Would you rather be famous or helpful?May 16, 2023
In this era of online platforms and social media, the former gatekeepers who determined what content would be popular and what wouldn’t have been replaced by the court of public opinion. I’m friends with quite a few people who have achieved a level of notoriety that would have been very difficult for them to achieve in an earlier era of history.
If you’re in the midst of creating online content, what effect do you hope that content will have on others? What do you ultimately want to achieve through the proliferation of what you’re writing and recording?
In the simplest terms, I think there are two primary ways that question can be answered. Either you want to be famous or you want to be helpful. One of those desires ranks higher on your scale than the other.
The actor Bill Murray has certainly achieved fame during the course of his acting and comedy career. Bill first became known to most people when he was hired by Saturday Night Live, but then became famous for his roles in movies like Ghostbusters, What About Bob?, and Groundhog Day.
In recent years, I have seen a variety of things about Bill Murray shared on social media that mention what a nice guy he is. He likes to randomly show up at wedding receptions and other public events just to hang out with people and take pictures. And even though he’s one of the most famous people in the world, he doesn’t seem impressed with his own fame. He’s quoted as saying…
“I always want to say to people who want to be rich and famous: 'try being rich first'. See if that doesn't cover most of it. There's not much downside to being rich, other than paying taxes and having your relatives ask you for money. But when you become famous, you end up with a 24-hour job.” -Bill Murray
Celebrity status can bring many benefits like fame, fortune, and influence. But it isn’t all good. It comes with pitfalls that I think most of us would prefer to avoid if we could. Some of these pitfalls include:
1. Loss of privacy: One of the most significant downsides of celebrity status is the loss of privacy. Celebrities often have to deal with constant media attention and invasive fans, which can make it difficult for them to have a normal life.

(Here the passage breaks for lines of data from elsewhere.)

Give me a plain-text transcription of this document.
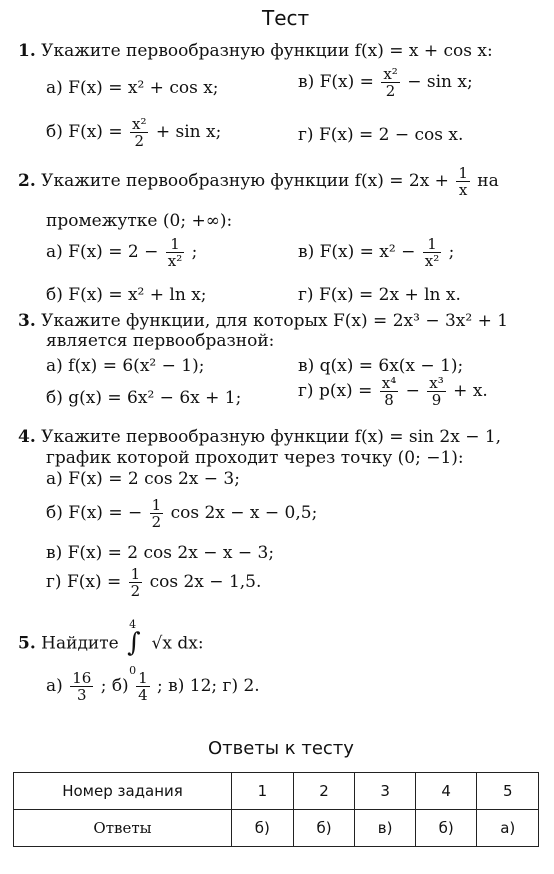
Тест
1. Укажите первообразную функции f(x) = x + cos x:
а) F(x) = x² + cos x;	в) $F(x) = \frac{\text{x²}}{2} - \sin x$;
б) $F(x) = \frac{\text{x²}}{2} + \sin x$;	г) F(x) = 2 − cos x.
2. Укажите первообразную функции $f(x) = 2x + \frac{1}{x}$ на
промежутке (0; +∞):
а) $F(x) = 2 - \frac{1}{\text{x²}}$ ;	в) $F(x) = x^2 - \frac{1}{\text{x²}}$ ;
б) F(x) = x² + ln x;	г) F(x) = 2x + ln x.
3. Укажите функции, для которых F(x) = 2x³ − 3x² + 1
является первообразной:
а) f(x) = 6(x² − 1);	в) q(x) = 6x(x − 1);
б) g(x) = 6x² − 6x + 1;	г) $p(x) = \frac{\text{x⁴}}{8} - \frac{\text{x³}}{9} + x$.
4. Укажите первообразную функции f(x) = sin 2x − 1,
график которой проходит через точку (0; −1):
а) F(x) = 2 cos 2x − 3;
б) F(x) = − $\frac{1}{2}$ cos 2x − x − 0,5;
в) F(x) = 2 cos 2x − x − 3;
г) $F(x) = \frac{1}{2}$ cos 2x − 1,5.
5. Найдите
4
∫
0
√x dx:
$а) \frac{16}{3}$ ; $б) \frac{1}{4}$ ; в) 12; г) 2.
Ответы к тесту
Номер задания	1	2	3	4	5
Ответы	б)	б)	в)	б)	а)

2. Pressure to maintain a certain image: Celebrities often feel pressure to maintain a certain image, which can be exhausting and emotionally draining. They may feel like they have to be perfect all the time, and any misstep or mistake can be magnified and scrutinized by the public.
3. Difficulty forming genuine relationships: It can be difficult for celebrities to form genuine relationships with others. They may find themselves questioning others' motives and intentions. They may also have a hard time trusting people and may feel isolated and lonely as a result.
4. Increased risk of addiction and mental health issues: The pressure and stress of celebrity status can take a toll on mental health, and many celebrities struggle with addiction, depression, anxiety, and other mental health issues.
5. Lack of privacy for family and friends: Not only do celebrities lose their own privacy, but their family and friends may also be subject to unwanted attention and scrutiny. I’m certainly not a celebrity, but most of my adult life has been spent serving in public roles online and offline. My children who are all essentially adults now could tell you that wasn’t always pleasant for them.
For some people, fame is the primary thing they desire to gain from creating their platform. Some of you, if you aim for that, will achieve it. But if I may, let me suggest a much higher aspiration than fame. Let me encourage you to prioritize being helpful over being famous.
When you have a public platform, you have the opportunity to use your influence to promote healthy ideals that genuinely improve the lives of others. One of my greatest joys are the notes of thanks I receive in my email from people who listen to my shows or read what I’ve written, and their lives have improved in specific ways. That’s far more gratifying than fame. I would much rather be helpful than famous.
Earlier this week, a podcast listener contact me and told me that one of my shows helped her overcome a struggle in her life that she’s been wrestling with for decades.
Just yesterday, I received two cards in the mail. One was a postcard from a listener who listens to one of my podcasts every morning during her morning routine. The other card was from a friend who wanted to say “thank you” for encouraging her through my content and through my life.
I received another message via email the day before yesterday from a listener who simply asked me to pray for him about something that’s been very discouraging during this season of life. I made a point to do that the second I read his message.
My point in sharing those examples is to highlight the fact that we have the opportunity to be helpful with what we’re creating, and that should be a great motivator when we get behind a microphone, camera, or keyboard. We’ve been entrusted with the opportunity to make the lives of others better. That’s a big deal, and certainly something worth investing our time in.
So if you’re wrestling with whether to aim for fame or strive to be helpful, I’d encourage you to choose the latter. Fame lasts for just a moment and then it’s gone like a puff of smoke, but the help you offer others might improve their lives drastically while also providing generational benefit to those they influence as well.